Things are getting a little spicy today. The goal is to accomplish both of these movements in 75 seconds!! Make sure to tape your thumbs. It will help. 7:30 Min. E90Sec [5 RDS]: 5 Devil Presses (40’s/20’s) 6 DB. Lunges (40’s/20’s)

Monday!!!

Time to get this week started!!! Just a reminder today we start or 6:30 PM class time and this Saturday we are getting dunked! If you still want to get dunked make sure to get your name on the sign up sheet. For Time: 30 Pull-Ups 75 GHD Sit-Ups 30 Pull-Ups

Friday!!!

Time to finish up this week up with a solid grinder!!! We have the dunk truck coming next weekend, so sing up soon. Also, our shirts will be printed soon. Give shirt sizes if you want one. 4 Rounds: 5/3 Rope Climbs (12’/10′) 100 Jump Rope Singles 20 Alt. DB. Snatches (50/35)

Tuesday!!!!

Yesterday should have made your shoulder get some serious work in. Today we are getting in some cardio. By the way congrats to all of you who got your first double-under yesterday.
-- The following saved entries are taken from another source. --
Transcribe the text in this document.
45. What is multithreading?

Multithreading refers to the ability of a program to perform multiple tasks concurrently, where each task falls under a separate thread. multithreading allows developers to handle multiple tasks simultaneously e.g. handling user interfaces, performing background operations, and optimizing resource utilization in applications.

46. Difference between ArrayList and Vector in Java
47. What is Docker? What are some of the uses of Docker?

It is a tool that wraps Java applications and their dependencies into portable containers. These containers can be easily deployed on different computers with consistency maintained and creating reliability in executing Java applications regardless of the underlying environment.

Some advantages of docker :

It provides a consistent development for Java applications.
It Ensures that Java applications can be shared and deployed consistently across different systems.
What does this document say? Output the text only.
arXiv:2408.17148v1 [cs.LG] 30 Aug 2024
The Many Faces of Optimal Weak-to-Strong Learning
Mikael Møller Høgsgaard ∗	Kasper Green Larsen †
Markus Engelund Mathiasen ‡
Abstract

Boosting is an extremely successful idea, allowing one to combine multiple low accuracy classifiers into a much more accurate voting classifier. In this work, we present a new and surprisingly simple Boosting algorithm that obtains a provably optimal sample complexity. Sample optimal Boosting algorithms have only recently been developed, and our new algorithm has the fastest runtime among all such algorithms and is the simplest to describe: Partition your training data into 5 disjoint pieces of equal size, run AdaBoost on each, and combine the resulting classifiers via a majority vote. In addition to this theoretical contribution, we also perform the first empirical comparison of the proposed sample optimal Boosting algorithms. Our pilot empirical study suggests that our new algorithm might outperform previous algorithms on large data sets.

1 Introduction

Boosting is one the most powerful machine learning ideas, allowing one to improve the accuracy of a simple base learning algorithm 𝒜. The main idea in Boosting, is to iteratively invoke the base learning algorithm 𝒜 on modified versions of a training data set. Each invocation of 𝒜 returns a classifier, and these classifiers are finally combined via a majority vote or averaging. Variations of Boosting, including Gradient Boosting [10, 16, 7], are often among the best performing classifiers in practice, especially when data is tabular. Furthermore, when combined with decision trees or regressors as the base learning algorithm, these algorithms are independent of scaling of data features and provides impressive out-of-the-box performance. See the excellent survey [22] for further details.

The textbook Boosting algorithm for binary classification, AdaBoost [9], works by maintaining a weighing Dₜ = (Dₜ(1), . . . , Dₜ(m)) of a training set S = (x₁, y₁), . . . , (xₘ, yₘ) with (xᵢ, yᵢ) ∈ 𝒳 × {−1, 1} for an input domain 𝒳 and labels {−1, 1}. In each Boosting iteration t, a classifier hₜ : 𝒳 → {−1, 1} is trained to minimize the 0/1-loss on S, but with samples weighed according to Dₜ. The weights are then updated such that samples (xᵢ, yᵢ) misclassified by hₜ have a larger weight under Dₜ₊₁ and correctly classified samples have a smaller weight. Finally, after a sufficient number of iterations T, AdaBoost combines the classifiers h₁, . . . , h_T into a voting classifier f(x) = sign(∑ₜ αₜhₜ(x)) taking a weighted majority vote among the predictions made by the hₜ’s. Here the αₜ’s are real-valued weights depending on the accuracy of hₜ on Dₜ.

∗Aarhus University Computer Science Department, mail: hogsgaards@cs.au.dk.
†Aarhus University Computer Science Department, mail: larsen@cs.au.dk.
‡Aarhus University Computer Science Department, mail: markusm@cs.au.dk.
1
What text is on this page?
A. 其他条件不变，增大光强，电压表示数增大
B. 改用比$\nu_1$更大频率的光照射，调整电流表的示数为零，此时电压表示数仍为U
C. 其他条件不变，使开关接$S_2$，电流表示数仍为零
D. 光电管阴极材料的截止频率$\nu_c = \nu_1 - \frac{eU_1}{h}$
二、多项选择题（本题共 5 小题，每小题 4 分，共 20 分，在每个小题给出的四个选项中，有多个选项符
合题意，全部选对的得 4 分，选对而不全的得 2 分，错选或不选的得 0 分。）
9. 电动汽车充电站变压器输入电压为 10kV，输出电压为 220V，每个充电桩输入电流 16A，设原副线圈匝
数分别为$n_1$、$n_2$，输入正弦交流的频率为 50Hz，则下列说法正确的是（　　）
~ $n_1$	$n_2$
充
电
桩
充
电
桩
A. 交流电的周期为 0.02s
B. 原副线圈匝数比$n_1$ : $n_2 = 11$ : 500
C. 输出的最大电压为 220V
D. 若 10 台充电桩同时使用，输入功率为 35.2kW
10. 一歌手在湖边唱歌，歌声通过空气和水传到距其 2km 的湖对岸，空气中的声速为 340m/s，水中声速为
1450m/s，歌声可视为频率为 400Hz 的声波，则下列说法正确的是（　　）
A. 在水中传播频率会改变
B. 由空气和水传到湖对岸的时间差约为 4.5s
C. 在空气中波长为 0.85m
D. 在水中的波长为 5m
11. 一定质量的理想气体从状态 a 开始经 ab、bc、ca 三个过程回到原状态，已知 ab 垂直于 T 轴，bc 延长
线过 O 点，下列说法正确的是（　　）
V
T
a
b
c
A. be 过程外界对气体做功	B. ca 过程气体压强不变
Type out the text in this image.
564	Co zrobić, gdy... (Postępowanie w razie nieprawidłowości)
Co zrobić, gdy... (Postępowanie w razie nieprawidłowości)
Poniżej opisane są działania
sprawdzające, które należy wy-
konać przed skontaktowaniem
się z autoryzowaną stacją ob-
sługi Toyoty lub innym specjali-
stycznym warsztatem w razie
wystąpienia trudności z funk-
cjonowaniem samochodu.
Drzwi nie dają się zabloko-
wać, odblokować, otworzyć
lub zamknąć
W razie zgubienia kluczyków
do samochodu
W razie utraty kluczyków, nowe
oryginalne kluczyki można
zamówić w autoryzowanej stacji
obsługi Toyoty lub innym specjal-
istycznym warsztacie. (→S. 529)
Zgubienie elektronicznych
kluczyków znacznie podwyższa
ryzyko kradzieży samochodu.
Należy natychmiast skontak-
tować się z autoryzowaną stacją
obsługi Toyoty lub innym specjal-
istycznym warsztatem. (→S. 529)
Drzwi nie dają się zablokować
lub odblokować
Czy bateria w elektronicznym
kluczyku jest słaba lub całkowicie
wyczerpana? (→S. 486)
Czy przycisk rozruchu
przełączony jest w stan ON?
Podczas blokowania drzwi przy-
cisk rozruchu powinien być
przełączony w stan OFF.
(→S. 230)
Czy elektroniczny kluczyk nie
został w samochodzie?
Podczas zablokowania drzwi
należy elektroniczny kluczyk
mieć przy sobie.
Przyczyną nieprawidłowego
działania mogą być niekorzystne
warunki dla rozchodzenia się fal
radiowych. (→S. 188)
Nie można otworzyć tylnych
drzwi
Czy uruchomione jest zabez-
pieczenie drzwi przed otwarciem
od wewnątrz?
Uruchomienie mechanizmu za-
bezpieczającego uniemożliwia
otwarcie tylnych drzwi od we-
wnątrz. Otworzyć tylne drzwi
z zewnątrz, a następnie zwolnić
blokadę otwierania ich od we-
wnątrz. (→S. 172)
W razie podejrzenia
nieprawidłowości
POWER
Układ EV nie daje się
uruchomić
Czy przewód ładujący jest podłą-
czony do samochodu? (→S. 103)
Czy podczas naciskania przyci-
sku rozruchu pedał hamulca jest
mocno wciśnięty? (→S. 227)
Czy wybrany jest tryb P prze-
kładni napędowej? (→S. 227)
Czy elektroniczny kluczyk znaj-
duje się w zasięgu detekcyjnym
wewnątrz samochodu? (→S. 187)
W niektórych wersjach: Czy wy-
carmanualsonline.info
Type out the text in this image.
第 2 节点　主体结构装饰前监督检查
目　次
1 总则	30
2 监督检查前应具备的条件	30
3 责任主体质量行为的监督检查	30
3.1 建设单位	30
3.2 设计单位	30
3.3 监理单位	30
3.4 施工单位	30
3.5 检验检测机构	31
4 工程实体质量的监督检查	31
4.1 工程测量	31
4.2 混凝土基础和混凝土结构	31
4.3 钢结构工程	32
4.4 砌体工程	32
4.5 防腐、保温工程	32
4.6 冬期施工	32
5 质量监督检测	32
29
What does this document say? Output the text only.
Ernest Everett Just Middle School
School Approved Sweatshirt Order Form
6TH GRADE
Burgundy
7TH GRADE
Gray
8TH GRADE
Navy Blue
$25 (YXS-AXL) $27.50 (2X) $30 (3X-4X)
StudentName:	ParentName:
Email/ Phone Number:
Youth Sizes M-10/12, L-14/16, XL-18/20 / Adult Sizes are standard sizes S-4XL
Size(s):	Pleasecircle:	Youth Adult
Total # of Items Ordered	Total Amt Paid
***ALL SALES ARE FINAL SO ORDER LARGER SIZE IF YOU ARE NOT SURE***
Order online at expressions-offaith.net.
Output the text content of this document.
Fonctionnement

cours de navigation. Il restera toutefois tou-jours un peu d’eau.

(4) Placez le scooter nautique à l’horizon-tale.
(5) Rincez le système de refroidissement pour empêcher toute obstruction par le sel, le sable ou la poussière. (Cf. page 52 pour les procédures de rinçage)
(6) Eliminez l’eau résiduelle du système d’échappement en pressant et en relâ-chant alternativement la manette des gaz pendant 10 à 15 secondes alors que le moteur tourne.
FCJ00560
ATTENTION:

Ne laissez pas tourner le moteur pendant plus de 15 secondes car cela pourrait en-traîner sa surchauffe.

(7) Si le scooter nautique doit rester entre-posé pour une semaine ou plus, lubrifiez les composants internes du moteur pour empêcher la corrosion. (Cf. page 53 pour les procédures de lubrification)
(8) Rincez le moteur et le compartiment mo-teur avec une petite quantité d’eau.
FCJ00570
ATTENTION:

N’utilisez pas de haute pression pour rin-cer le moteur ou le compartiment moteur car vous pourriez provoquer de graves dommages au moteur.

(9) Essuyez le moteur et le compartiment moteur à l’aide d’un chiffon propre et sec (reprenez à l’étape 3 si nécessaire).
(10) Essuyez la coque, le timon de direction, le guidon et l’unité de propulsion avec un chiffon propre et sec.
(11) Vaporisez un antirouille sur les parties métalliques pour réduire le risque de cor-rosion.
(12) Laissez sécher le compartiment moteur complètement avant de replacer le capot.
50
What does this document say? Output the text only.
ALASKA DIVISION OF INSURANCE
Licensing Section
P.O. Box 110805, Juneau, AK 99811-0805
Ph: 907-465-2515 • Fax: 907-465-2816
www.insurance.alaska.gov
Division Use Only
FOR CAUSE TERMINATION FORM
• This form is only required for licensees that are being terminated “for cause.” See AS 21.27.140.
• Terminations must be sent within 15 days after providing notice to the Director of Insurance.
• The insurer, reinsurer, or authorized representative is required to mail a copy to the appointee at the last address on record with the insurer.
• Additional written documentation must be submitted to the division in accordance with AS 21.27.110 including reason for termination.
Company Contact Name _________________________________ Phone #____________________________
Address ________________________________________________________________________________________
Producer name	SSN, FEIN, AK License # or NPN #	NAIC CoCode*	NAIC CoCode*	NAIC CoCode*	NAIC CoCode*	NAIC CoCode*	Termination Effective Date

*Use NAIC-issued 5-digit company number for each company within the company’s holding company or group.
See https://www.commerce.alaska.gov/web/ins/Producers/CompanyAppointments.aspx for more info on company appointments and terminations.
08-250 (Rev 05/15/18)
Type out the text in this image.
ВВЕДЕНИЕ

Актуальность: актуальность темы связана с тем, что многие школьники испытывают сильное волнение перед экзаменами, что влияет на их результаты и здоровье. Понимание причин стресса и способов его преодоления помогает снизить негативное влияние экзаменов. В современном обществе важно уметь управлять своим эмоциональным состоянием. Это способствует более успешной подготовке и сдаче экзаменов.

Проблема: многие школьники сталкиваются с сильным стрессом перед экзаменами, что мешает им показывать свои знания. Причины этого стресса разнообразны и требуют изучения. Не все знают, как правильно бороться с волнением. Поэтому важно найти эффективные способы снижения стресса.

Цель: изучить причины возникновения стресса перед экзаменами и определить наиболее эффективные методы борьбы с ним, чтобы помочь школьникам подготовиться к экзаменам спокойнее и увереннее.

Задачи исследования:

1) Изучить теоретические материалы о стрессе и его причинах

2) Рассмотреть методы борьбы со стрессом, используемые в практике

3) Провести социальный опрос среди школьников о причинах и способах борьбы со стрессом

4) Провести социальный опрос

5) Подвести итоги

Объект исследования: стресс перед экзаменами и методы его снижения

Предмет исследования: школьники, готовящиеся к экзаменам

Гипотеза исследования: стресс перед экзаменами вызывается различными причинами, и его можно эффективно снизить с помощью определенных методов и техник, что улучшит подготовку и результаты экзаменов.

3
That is one small milestone, that will be huge in the long run. Well done! 5 Rounds: 20/15 Cal. Row 400m Run

Monday!!!!

We are starting this week up with some serious shoulder work. You will have to get both of these movements done in one minute! 10 Min. EMOM:30 DU’s+10 HSPU

Friday!!!

We are finishing up this week up with a SPRINT!!!   8 Min. AMRAP: 8/6 T2B 10 Burpee Box Jump Overs (24″/20″)

Thursday!!!

We are going to get after this one today! This workout will take a toll in your grip. I suggest you bring your grips in today, if you have some.   45 Pull-Ups 100ft. Med. Ball Carry (30/20) 30 C2B 100ft. Med. Ball Carry (30/20) 15 Bar MU’s 100ft. Med. Ball Carry (30/20)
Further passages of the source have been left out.